Plot recipes

Plot recipes

A plot recipe is a quicklook visualization procedure aimed at reducing the amount of repetitive code to generate a plot. More specifically, a recipe is a function that convert data from the "Julia world" into a form suitable to be ingested in Gnuplot.jl, namely a scalar (or a vector of) Gnuplot.PlotElement object(s). The latter contain informations on how to create a plot, or a part of it, and can be used directly as arguments in a @gp or @gsp call.

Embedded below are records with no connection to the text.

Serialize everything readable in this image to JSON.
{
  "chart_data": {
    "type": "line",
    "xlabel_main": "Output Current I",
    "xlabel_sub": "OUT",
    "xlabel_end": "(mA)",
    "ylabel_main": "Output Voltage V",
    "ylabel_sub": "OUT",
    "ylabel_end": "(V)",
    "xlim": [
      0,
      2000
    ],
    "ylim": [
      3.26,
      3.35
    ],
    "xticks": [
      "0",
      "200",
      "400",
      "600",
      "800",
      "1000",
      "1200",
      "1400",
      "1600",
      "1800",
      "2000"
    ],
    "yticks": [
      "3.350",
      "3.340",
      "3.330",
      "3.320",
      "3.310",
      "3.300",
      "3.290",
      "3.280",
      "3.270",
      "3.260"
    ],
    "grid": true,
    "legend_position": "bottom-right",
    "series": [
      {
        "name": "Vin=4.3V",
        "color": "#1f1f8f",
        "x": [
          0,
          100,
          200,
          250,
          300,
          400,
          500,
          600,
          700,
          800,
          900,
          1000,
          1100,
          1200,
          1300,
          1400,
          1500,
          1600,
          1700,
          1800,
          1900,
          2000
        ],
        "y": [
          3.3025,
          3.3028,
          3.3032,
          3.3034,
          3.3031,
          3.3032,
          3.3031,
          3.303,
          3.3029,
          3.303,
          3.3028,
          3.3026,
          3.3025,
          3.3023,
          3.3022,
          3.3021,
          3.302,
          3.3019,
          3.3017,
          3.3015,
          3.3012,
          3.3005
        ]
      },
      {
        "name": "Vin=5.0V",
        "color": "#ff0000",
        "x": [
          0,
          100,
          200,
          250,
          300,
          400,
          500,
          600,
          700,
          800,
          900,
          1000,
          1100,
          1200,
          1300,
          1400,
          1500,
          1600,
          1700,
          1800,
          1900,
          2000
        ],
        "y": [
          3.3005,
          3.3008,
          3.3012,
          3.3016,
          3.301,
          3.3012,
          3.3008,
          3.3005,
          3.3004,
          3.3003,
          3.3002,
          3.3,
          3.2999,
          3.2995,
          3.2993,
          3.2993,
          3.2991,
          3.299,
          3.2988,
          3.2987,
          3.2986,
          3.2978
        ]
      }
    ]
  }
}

There are two kinds of recipes:

An implicit recipe is invoked whenever the data type of an argument to @gp or @gsp is not among the allowed ones (see @gp() documentation). If a suitable recipe do not exists an error is raised. On the other hand, an explicit recipe needs to be invoked by the user, and the output passed directly to @gp or @gsp.

Although recipes provides very efficient tools for data exploration, their use typically hide the details of plot generation. As a consequence they provide less flexibility than the approaches described in Basic usage and Advanced usage.

Currently, the Gnuplot.jl package provides no built-in explicit recipe. The implicit recipes are implemented in recipes.jl.

Explicit recipe (example)

To generate a plot using the data contained in a DataFrame object we need, beside the data itself, the name of the columns to use for the X and Y coordinates. The following example shows how to implement an explicit recipe to plot a DataFrame object:

using RDatasets, DataFrames, Gnuplot
import Gnuplot: PlotElement, DatasetText

function plotdf(df::DataFrame, colx::Symbol, coly::Symbol; group=nothing)
    if isnothing(group)
        return PlotElement(data=DatasetText(df[:, colx], df[:, coly]),
                           plot="w p notit",
                           xlab=string(colx), ylab=string(coly))
    end

    out = Vector{Gnuplot.PlotElement}()
    push!(out, PlotElement(;xlab=string(colx), ylab=string(coly)))
    for g in sort(unique(df[:, group]))
        i = findall(df[:, group] .== g)
        if length(i) > 0
            push!(out, PlotElement(data=DatasetText(df[i, colx], df[i, coly]),
                                   plot="w p t '$g'"))
        end
    end
    return out
end

# Load a DataFrame and convert it to a PlotElement
iris = dataset("datasets", "iris")
@gp plotdf(iris, :SepalLength, :SepalWidth, group=:Species)
saveas("recipes001") # hide

Histogram recipes

The object returned by the hist() function can be readily visualized by means of implicit recipes defined on the Gnuplot.Histogram1D and Gnuplot.Histogram2D types:

x = randn(1000);
@gp hist(x)

x = randn(10_000);
y = randn(10_000);
@gp hist(x, y)

Contour lines recipes

The object returned by the contourlines() function can be readily visualized by means of implicit recipes defined on the Gnuplot.IsoContourLines types:

x = randn(10_000);
y = randn(10_000);
h = hist(x, y)
clines = contourlines(h, "levels discrete 10, 30, 60, 90");
@gp clines
saveas("recipes002b") # hide

Image recipes

The Gnuplot.jl package provides implicit recipes to display images in the following formats:

To use these recipes simply pass an image to @gp, e.g.:

using TestImages
img = testimage("lighthouse");
@gp img
saveas("recipes007b") # hide

All such recipes are defined as:

function recipe(M::Matrix{ColorTypes.RGB{T}}, opt="flipy")
  ...
end

with only one mandatory argument. In order to exploit the optional keyword we can explicitly invoke the recipe as follows:

img = testimage("walkbridge");
@gp palette(:gray) recipe(img, "flipy rot=15deg")
saveas("recipes007c") # hide

Note that we used both a palette (:gray, see Palettes and line types) and a custom rotation angle.

The flipy option is necessary for proper visualization (see discussion in Plot matrix as images).